Mondo

Tasse e salari troppo bassi, l’America distrutta dalle disuguaglianze

L'ex sottosegretario Usa Robert Reich denuncia l'allarmante aumento dei lavoratori poveri e dei ricchi che non hanno bisogno di lavorare, e incolpa il sistema fiscale che favorisce i milionari. Ma anche le professioni sociali, svalutate e mal retribuite

di Gabriella Meroni

Due gruppi sociali sono in preoccupante aumento negli Stati Uniti: i working poor – cioè i lavoratori che guadagnano troppo poco per uscire dalla povertà – e i non-working rich, cioè i ricchi che non hanno bisogno di lavorare perché dispongono di un patrimonio più che sufficiente per non fare nulla.
L'allarme lo ha lanciato non uno qualunque ma Robert Reich, oggi scrittore e docente a Berkley ma anche ex sottosegretario al Lavoro sotto la presidenza Clinton, che ha sottolineato come questo fenomeno stia mettendo in discussione uno dei pilatri su cui si fonda la società liberista americana: che le persone vengono retribuite in base al loro valore, e che il lavoro è retribuito in modo giusto.
Ma come si è arrivati a questo? Semplice: il salario minimo è calato ai minimi storici, soprattutto in settori come la ristorazione e il commercio al dettaglio ma anche in professioni sociali come la cura degli anziani e dei bambini e le attività meno qualificate svolte negli ospedali e nelle case di cura. Un fenomeno aggravato dall'aver legato i sussidi sociali al mantenimento del posto di lavoro: per poter ottenere aiuti economici, i poveri devono dimostrare di avere un'occupazione, quindi sono portati ad accettare qualunque salario, facendo crollare il costo del lavoro. Dall'altra parte della piramide sociale, si assiste alla fine del mito del self made man: gli uomini e le donne che hanno fatto fortuna partendo dal nulla negli anni scorsi sono invecchiati, e le loro ricchezze sono passate ormai a figli e nipoti, che si trovano patrimoni già bell'e fatti senza aver bisogno di costruire niente, e quindi di lavorare.

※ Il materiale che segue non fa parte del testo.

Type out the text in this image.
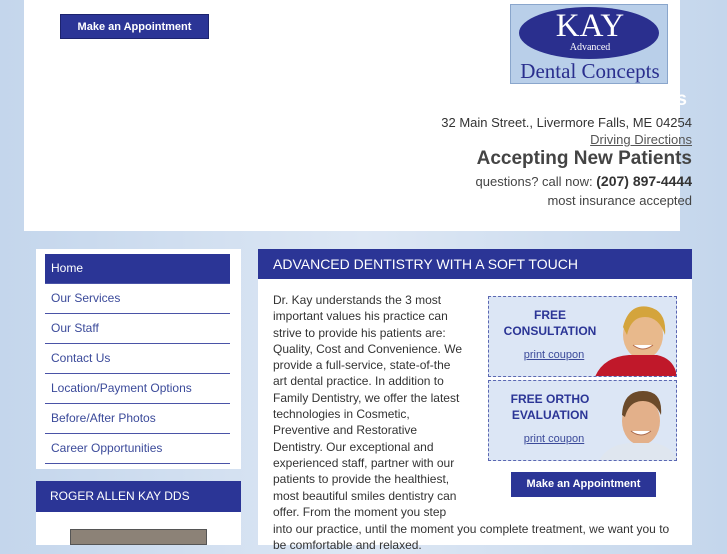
Make an Appointment	KAY
Advanced
Dental Concepts
ts
32 Main Street., Livermore Falls, ME 04254
Driving Directions
Accepting New Patients
questions? call now: (207) 897-4444
most insurance accepted
Home
Our Services
Our Staff
Contact Us
Location/Payment Options
Before/After Photos
Career Opportunities
ROGER ALLEN KAY DDS
ADVANCED DENTISTRY WITH A SOFT TOUCH
Dr. Kay understands the 3 most important values his practice can strive to provide his patients are: Quality, Cost and Convenience. We provide a full-service, state-of-the art dental practice. In addition to Family Dentistry, we offer the latest technologies in Cosmetic, Preventive and Restorative Dentistry. Our exceptional and experienced staff, partner with our patients to provide the healthiest, most beautiful smiles dentistry can offer. From the moment you step
into our practice, until the moment you complete treatment, we want you to be comfortable and relaxed.
FREE
CONSULTATION
print coupon
FREE ORTHO
EVALUATION
print coupon
Make an Appointment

Tanto è vero che il 60 per cento dei miliardari americani è un erede, e secondo i calcoli del Boston College Center on Wealth and Philanthropy, tra il 2007 e il 2061 i patrimoni che verranno trasmessi via testamento ammonteranno alla difficilmente immaginabile cifra di 59 miliardi di miliardi di dollari.
Il sistema fiscale americano, sempre secondo Reich, non aiuta a uscire da questa situazione: la tassazione sul capital gain – la maggior fonte di reddito per i non-working rich – è infatti passata dal 33 per cento degli anni ottanta al 20 per cento di oggi, ben al di sotto dell'aliquota media sui redditi, che negli Usa è al 36,9. Un trattamento fiscale di favore è riservato poi alla trasmissioni delle grandi eredità: grazie alla riforma decisa dal presidente George W. Bush, infatti, la estate tax (paragonabile alla nostra tassa di successione) scatta solo su patrimoni che eccedono i 10 milioni di dollari di valore con un'aliquota del 40 per cento, mentre prima si pagava già oltre i 2 milioni di dollari con un'aliquota del 55 per cento. Risultato: la estate tax grava solo sullo 0,14 per cento delle eredità.